In a life full of a-ha! moments, the day that I learned the difference between busy and productive takes top billing. On that particular day, I hit the ground running at 4:30am and didn't stop until 11:00pm, driving across town to this event and that lunch and this board meeting, and this happy hour. It was exhausting. I got home that evening and surveyed the day, as we do, and realized how utterly unfulfilling the day was. You see - I realized in that moment that I had been to fifty million places but really been to none... What I mean is that while I physically attended all of these events, I was not mentally or emotionally there. So what's the lesson? You can be busy without being productive. In my recent years, I've learned to value productivity over being busy. The state of being busy is time-related while productivity is something so much deeper.
In accepting that the real goal is to be productive, the next question is how to make intentional decisions about how to spend your time. The best tool you have is the word "no". A few years back, I came across this book called The Best Yes by Lisa TerKeurst that really helped me develop my "no". The first step is to ask yourself whether you truly WANT to say yes and whether there is something to gain. If the only reason you are saying yes to something is because you feel obligated and not because you want to, it's a no. Plain and simple.
Once you weed out those things that don't serve you, you next have to get comfortable saying no without reservation or explanation. In the past, I felt that I had to give a reason for saying no, or provide some excuse. The only thing that came of all of those empty excuses was a headache and a heaping sense of guilt on my part. You see, when you provide an explanation or excuse for why you are saying no, you have to internalize it and own it which causes you to exert unnecessary energy. If you say no without explanation, it's just that - a no. There is nothing else to analyze and it's done.

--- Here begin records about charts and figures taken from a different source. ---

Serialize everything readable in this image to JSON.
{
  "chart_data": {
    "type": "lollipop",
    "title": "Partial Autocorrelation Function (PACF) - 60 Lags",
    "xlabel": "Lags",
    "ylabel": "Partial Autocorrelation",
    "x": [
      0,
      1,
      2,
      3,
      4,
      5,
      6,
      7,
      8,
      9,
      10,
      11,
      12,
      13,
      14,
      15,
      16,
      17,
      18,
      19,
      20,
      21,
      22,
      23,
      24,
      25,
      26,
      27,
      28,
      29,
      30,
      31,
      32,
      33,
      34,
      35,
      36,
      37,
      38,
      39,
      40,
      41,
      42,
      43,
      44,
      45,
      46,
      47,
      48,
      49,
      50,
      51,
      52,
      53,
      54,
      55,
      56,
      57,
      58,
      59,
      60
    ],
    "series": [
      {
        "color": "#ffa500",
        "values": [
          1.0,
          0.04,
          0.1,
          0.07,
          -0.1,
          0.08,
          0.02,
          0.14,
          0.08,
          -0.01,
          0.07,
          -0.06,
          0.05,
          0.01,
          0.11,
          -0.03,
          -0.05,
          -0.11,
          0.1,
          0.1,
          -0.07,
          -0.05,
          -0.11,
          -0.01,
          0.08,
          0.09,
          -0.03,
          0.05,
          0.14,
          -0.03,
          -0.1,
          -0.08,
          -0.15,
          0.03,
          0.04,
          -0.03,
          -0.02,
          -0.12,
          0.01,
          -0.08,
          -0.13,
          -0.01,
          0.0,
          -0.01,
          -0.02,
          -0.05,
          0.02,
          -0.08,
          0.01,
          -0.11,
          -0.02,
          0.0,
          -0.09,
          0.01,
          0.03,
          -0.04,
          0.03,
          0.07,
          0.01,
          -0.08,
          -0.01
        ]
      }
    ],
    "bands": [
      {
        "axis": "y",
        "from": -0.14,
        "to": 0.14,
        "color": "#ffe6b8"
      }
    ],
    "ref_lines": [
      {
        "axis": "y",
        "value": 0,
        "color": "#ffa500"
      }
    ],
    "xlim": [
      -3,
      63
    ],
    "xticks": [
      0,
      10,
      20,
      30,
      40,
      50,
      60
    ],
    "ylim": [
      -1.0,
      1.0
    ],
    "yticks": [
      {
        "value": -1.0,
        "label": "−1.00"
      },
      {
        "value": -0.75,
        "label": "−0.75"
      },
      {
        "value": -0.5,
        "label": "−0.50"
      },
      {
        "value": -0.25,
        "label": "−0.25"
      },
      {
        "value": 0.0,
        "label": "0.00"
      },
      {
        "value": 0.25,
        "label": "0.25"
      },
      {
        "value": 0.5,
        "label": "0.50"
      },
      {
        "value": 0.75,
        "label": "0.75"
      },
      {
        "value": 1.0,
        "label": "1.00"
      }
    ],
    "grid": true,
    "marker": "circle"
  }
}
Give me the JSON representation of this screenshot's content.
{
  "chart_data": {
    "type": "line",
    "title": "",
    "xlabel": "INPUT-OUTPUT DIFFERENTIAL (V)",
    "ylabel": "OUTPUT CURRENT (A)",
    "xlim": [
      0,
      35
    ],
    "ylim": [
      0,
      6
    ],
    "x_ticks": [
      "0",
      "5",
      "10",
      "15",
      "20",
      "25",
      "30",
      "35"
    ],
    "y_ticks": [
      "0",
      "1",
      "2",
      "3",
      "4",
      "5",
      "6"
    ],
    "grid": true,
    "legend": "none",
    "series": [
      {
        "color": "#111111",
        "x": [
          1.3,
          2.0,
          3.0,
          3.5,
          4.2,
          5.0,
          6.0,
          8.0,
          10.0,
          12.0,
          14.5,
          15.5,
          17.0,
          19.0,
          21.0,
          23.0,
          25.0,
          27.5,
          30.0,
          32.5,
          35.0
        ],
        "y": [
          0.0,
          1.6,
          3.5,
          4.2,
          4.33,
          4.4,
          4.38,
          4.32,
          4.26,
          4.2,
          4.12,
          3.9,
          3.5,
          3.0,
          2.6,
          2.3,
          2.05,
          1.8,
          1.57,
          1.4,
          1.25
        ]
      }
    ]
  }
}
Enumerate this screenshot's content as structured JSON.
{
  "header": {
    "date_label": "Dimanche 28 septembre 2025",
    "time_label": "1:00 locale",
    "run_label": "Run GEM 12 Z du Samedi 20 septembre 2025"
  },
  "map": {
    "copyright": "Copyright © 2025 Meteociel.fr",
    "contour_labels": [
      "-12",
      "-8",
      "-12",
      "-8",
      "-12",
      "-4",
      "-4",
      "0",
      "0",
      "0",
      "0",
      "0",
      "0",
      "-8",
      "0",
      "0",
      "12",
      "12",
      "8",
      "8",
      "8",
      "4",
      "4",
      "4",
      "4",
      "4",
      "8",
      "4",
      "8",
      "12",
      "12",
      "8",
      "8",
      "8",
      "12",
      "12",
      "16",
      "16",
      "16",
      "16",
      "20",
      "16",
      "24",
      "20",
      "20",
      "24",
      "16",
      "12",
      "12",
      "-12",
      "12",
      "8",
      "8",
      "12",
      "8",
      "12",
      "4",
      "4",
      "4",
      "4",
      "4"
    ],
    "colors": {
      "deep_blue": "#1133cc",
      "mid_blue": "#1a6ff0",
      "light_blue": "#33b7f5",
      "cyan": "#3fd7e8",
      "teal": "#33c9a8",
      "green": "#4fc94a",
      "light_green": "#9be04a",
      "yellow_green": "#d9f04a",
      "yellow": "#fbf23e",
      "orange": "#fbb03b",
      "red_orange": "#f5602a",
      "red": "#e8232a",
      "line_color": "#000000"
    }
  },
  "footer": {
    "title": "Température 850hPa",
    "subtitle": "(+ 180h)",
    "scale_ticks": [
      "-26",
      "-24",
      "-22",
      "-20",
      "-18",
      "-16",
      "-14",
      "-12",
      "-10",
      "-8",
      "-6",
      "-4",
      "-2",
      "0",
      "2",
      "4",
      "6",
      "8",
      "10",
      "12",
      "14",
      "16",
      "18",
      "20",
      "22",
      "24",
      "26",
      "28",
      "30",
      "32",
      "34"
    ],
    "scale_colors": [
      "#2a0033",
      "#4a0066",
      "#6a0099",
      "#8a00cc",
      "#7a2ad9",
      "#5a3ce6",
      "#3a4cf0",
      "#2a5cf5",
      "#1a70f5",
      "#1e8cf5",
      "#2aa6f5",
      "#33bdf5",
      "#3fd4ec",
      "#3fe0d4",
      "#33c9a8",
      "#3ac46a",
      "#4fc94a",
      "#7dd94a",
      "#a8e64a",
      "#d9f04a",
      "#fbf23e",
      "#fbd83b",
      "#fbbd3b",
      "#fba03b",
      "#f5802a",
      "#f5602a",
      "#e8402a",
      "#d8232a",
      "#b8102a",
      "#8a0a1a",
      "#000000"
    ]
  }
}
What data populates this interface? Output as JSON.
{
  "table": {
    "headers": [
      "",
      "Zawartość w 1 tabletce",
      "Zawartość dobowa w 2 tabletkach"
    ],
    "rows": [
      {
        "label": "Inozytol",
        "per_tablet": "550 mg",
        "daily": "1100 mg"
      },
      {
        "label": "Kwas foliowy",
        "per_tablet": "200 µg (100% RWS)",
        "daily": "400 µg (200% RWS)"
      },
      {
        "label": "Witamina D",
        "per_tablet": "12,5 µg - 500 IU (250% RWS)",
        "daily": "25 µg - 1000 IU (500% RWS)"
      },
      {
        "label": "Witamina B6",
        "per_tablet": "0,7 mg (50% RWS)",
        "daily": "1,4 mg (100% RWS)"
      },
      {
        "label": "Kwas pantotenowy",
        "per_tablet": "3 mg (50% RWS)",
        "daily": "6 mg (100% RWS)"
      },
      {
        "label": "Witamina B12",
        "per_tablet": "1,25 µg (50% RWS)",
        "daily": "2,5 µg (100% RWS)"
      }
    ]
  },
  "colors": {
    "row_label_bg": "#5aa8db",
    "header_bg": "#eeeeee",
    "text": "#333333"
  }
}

Getting to no is a journey, however. I'm not pretending to be someone that doesn't invite bullshit into my life every now and then, I'm just saying that it's happening less frequently. Don't get me wrong, there are still those days that I call my mother crying on the phone about some bad decision I've made (on those days she typically reminds me that it's my fault and then ends the call with, "there's growth here".... whatever the hell that means). But I'll say this: instead of being a serial "yes" girl, I've now got a "no" and am not afraid to use it.